Regina Brooks, a founding member of LAoC, says she was delighted to see so many agents sign up and to hear positive feedback. “I can’t tell you the number of times authors have come to me and said, ‘Wow, I’m so excited that I’m finally getting a chance to at least talk to an agent of color,’” says Brooks, who has owned Serendipity Literary Agency for twenty-four years.

The Equity Directory fills a gap that opened when a different BIPOC agent database, Literary Agents of Color, shut down in late 2023. That online directory was founded in 2018 by Penny Moore, now a senior agent at Aevitas Creative Management. It is unclear why it was dissolved; Moore did not respond to requests for comment. Kotchman imagines that it might have something to do with the difficulty of maintaining such a resource. But LAoC recognized its importance and stepped in to make sure BIPOC agents continued to have a prominent presence online.

Brooks says she is looking forward to seeing the Equity Directory flourish as a community of agents that can share knowledge and resources. “I might have a project that I don’t think is necessarily right for me, but I can share it within the community of other agents, and someone might find value and might be the ideal person for that project.”

LAoC also aims for the Equity Directory to serve as a resource for editors, whom Kotchman hopes will use the database to connect with BIPOC agents working on the genres and subject matter they’re interested in. “I would love to see us become basically the standard where it’s not just a few editors who might know about it and are recommending it in-house, but a lot of editors are turning toward it as a database to use to connect with agents who they may not know yet,” Kotchman says.

LAoC is overseen by the AALA’s Diversity, Equity, and Inclusion Committee. Founded in December 2020, it aims to increase access to the literary-agenting profession for people historically underrepresented in the field. One of its major initiatives is a paid summer fellowship that matches literary agencies with college students. The program has supported fifteen fellows, pairing them with eleven host agencies, Kotchman says. Three former fellows are now employed by Macmillan, Penguin Random House, and a literary agency.

LAoC also works on professional development for BIPOC agents through its mentorship program, which pairs two established agents with a newer agent for a yearlong partnership. In a recent survey, LAoC found that twenty-one mentees with an average of three and a half years in the business garnered 238 book deals. The majority of clients represented by those agents are BIPOC authors, Kotchman says.

“To say that 238 book deals have been done by twenty-one agents—those numbers are staggering,” Brooks says. “You can easily be in this business for three to five years and have very few titles.”
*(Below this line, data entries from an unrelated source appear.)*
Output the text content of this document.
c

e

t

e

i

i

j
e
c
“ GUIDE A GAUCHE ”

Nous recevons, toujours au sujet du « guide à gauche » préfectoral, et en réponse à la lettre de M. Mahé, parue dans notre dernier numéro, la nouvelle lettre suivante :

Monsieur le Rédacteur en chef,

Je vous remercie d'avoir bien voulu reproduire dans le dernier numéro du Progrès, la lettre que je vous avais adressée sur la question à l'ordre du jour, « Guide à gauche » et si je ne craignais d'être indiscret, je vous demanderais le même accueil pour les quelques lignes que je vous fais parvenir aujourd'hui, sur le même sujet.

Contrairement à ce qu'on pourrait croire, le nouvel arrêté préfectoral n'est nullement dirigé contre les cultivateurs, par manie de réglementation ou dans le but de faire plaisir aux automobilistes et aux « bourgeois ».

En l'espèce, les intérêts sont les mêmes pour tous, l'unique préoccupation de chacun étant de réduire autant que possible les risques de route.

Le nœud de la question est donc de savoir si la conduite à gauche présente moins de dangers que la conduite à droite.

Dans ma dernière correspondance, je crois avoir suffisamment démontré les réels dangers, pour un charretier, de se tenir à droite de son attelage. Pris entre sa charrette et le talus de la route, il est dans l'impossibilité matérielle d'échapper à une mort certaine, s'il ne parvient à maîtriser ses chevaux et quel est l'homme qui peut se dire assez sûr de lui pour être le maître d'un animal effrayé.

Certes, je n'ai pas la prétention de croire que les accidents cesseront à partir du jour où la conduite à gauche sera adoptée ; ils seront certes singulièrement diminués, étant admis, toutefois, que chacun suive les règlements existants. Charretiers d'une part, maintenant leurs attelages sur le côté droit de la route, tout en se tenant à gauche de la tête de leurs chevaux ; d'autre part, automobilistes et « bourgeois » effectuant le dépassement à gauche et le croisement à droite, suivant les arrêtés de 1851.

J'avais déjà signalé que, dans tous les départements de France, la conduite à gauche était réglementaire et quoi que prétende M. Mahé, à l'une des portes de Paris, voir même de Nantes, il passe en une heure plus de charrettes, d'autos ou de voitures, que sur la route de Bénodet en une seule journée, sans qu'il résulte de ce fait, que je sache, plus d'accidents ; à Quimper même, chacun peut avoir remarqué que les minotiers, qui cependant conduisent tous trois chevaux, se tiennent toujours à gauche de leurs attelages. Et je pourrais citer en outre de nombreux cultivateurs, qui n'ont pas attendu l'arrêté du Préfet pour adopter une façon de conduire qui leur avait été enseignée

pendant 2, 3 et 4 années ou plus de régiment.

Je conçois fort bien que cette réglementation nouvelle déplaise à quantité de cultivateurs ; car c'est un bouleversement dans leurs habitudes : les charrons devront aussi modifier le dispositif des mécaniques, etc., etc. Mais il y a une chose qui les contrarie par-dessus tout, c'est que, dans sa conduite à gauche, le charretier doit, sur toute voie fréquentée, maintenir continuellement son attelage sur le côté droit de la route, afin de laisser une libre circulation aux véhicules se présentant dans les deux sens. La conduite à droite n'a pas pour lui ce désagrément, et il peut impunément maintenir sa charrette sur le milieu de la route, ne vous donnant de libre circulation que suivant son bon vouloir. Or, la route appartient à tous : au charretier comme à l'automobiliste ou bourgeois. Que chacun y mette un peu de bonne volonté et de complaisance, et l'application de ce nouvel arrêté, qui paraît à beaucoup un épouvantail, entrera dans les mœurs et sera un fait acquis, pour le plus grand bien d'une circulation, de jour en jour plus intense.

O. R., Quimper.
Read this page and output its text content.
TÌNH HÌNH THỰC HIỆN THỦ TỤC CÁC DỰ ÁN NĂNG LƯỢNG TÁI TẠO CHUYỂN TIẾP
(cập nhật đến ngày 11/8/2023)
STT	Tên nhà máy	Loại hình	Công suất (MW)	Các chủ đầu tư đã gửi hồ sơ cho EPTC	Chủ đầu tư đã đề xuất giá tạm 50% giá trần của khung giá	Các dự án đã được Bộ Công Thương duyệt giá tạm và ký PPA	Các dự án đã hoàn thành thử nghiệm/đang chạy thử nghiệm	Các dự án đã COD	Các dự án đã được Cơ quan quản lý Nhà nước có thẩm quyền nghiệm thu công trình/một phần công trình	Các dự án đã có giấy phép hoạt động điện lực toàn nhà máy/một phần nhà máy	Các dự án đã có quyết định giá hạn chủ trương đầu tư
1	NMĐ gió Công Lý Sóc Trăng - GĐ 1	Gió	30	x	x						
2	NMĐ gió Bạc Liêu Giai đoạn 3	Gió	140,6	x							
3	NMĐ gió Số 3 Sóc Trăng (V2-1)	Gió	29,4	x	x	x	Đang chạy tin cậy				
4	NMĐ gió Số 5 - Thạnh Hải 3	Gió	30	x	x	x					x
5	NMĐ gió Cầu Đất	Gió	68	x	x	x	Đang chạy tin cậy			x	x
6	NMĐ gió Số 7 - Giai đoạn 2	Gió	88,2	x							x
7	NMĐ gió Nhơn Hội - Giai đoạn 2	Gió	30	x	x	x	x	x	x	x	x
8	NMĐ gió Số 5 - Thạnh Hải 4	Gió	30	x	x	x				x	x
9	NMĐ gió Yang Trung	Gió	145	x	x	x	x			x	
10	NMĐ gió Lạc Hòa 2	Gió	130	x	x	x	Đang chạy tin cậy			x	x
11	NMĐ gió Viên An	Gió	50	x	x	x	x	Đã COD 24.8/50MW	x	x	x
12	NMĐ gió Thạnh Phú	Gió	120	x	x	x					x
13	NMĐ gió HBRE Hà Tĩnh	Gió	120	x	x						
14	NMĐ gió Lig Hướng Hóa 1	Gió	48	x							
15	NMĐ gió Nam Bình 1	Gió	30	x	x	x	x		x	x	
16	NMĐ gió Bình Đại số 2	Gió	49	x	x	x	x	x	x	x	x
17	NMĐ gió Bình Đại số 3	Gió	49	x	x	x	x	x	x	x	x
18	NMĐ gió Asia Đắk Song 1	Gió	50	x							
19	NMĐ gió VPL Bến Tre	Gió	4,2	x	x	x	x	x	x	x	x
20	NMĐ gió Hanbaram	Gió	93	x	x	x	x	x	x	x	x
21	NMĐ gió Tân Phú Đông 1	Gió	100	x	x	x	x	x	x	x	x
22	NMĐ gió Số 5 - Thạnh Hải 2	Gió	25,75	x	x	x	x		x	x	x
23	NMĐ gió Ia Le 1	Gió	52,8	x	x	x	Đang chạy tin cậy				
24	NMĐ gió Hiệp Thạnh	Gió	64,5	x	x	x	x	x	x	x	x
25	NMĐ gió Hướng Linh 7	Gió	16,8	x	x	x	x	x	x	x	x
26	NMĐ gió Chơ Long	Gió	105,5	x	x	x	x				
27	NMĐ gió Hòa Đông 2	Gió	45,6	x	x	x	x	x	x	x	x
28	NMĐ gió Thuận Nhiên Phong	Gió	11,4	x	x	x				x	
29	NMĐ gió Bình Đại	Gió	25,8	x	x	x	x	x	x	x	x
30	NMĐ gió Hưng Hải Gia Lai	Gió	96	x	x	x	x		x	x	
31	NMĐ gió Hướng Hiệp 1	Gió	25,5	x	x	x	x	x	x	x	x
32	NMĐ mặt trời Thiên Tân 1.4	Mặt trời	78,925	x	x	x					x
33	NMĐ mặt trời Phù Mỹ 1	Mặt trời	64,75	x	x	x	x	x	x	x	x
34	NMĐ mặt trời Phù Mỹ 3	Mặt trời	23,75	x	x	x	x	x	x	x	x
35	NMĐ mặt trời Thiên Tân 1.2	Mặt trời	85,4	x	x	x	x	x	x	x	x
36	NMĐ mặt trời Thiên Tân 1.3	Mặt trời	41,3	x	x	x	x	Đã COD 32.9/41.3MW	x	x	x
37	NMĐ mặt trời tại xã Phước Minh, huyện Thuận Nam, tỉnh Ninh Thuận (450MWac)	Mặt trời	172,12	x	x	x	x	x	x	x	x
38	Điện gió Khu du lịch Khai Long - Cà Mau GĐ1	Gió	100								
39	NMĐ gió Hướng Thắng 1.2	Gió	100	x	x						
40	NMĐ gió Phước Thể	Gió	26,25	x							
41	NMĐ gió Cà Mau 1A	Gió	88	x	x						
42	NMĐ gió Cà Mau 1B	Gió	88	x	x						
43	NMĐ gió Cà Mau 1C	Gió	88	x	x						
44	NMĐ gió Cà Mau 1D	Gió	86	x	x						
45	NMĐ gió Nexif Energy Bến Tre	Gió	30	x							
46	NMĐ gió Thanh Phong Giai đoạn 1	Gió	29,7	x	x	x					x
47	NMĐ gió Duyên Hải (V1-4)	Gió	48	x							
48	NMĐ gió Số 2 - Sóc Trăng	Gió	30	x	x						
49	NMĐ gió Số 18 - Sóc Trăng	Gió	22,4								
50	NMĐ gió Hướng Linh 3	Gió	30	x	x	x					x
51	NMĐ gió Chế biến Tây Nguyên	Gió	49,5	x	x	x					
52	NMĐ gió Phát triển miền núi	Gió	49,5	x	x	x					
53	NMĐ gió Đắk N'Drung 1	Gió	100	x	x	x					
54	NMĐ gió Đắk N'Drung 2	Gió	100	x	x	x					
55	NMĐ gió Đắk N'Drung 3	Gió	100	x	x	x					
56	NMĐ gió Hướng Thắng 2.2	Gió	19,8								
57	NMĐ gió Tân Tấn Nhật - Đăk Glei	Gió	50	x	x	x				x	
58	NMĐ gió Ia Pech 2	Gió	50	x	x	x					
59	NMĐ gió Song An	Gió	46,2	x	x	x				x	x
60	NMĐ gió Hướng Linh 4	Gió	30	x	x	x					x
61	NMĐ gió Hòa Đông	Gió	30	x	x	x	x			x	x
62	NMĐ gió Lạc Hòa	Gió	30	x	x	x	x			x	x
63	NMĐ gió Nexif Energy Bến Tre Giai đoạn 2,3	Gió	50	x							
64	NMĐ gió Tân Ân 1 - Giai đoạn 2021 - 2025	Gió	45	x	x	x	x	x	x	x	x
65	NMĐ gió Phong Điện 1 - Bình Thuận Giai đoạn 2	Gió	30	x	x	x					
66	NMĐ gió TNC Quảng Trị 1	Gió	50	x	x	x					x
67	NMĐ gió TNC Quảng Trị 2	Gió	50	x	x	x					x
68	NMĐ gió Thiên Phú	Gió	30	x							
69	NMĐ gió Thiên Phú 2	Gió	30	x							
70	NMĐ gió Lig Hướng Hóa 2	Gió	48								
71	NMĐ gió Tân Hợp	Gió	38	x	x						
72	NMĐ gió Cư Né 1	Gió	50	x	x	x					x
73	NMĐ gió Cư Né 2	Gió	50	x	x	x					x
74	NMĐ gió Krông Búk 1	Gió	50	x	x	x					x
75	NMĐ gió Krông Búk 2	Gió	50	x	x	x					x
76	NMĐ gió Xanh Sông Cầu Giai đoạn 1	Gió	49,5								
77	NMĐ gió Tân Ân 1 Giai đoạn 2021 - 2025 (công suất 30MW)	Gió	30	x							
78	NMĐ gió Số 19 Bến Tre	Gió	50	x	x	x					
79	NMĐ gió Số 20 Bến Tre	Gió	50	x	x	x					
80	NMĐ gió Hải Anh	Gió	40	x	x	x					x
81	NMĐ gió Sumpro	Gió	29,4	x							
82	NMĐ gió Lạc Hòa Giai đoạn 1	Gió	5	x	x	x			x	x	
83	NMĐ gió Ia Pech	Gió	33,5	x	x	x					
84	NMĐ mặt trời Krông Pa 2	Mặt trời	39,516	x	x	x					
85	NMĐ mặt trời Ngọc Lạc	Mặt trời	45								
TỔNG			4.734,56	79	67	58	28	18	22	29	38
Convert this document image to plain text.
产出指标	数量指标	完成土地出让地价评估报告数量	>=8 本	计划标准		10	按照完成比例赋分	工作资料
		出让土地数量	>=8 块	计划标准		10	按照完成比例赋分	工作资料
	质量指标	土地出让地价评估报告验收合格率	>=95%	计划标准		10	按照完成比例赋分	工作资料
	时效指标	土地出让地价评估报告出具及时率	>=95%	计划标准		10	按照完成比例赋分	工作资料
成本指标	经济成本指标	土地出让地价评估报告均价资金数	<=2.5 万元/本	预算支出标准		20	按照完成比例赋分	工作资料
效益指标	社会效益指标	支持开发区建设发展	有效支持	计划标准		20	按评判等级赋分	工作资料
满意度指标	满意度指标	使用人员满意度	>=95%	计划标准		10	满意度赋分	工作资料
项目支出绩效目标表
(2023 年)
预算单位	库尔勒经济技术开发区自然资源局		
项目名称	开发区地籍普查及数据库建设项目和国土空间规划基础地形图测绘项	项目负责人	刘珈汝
While there has been some growth within the field, the change feels incremental, and there is still work to be done: Of twenty-one agents surveyed, almost 70 percent reported having to work another job in addition to agenting to make ends meet, Kotchman says. That stems from many agencies’ “eat what you kill” model of compensation, says Brooks: Nearly 70 percent of agents are paid all or in part on commission as opposed to a salary, according to a 2023 AALA membership survey. Although there are still more programs and initiatives that LAoC will explore to increase the retention and success of BIPOC agents, the database offers crucial support by fostering the visibility of BIPOC agents and peer-to-peer mentorships.

 

Enma Karina Elias is a writer living in the Pacific Northwest.